Am I the only one to notice Louis Menand's discussion -- and inadvertent confession -- of snobbism in his recent "New Yorker" piece on intellectual provocateur Dwight Macdonald, the brilliant journalist, essayist, and editor of the finest anthology of Parodies we have? Menand opens his piece by defining the "liberal highbrow" as one who supported both the ACLU and the Metropolitan Opera. His own father was like that, Menand says. Such people were "democrats in the town square and snobs at home."
Now, in the context of the magazine and its readers, the word snobs has as negative a charge as the word democrats has a positive one, But if his father was a snob, that is a tradition the writer knowingly extends. "It doesn't matter what Webster's Third tells me: I always feel superior to a person who says, 'I am totally disinterested in that subject' (though I will also strive to treat that individual with the dignity and respect owed to any human being). I can't help it; it's the way I was brought up."
It happens that I disagree with Menand's premise and point of departure.

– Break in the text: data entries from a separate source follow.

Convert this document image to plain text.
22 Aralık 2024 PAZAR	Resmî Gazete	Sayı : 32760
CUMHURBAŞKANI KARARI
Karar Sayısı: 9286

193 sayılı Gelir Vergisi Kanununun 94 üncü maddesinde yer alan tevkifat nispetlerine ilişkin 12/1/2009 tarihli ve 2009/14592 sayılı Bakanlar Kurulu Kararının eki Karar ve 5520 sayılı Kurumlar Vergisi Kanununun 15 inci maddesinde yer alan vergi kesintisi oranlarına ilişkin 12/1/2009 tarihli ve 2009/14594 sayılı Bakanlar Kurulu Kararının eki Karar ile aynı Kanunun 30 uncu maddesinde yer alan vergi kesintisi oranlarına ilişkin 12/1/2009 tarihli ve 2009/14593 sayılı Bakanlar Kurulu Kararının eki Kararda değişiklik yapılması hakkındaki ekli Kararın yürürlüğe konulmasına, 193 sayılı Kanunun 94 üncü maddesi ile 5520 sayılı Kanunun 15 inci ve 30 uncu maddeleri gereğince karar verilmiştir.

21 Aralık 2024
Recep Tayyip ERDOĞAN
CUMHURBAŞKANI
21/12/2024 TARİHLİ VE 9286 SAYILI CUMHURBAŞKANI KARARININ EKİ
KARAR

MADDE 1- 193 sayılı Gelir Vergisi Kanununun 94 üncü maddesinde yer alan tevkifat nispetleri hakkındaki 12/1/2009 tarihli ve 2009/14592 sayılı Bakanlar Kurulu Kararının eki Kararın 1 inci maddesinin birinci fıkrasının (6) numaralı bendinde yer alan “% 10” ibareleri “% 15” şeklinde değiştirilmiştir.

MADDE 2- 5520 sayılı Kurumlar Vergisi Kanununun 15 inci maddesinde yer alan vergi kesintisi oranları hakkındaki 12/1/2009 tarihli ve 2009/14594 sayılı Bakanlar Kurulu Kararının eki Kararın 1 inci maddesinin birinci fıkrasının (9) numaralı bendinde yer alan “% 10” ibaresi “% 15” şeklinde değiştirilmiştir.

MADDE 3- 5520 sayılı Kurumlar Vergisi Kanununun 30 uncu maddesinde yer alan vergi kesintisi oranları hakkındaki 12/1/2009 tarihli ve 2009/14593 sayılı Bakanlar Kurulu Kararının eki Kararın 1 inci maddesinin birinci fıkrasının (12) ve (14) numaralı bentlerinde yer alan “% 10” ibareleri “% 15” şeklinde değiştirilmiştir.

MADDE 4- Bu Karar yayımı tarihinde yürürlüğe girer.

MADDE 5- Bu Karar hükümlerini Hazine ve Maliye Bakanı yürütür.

I do not believe that snobbism is the same as "flagrant cultural elitism," and I don't trust "flagrant" in that phrase. No one has an obligation to embrace the things he or she doesn't naturally like, even if they are "popular" and therefore culturally "correct." Nevertheless, an appreciation of the Metropolitan Opera doesn't preclude a pleasure in, say, college football or murder mysteries, and the elitists who like Romantic poetry or Abstract Expressionism may also go to the movies, and not just the art house kind. In brief, a belief that correctness of grammar matters does not make someone a snob.
But I am impressed with the writer's insistence on the importance of the distinction between "uninterested" (lacking interest in a subject) and "disinterested" (impartial). I agree entirely and am dismayed only by his admission that this knowledge makes him "feel superior" to people who are not in command of English grammar, What does the possession of knowledge have to do with "superiority'? Is it "superiority" that the professor feels when surveying the students who know less than he or she does?
The parenthesis that follows -- "though I will also strive to treat that individual with the dignity and respect owed to any human being" -- would appear to be a piety convicting the author of nothing worse than a bad conscience, or is it bad faith? But . . .what do others think? I've been reading a stimulating book on Lionel Trilling and no doubt it is this reading that has prompted me to question these assumptions and terms in Menand's essay. -- DL
I am entirely interested in such matters and agree with you unequivocally...or would it be less élitist to say "for sure"?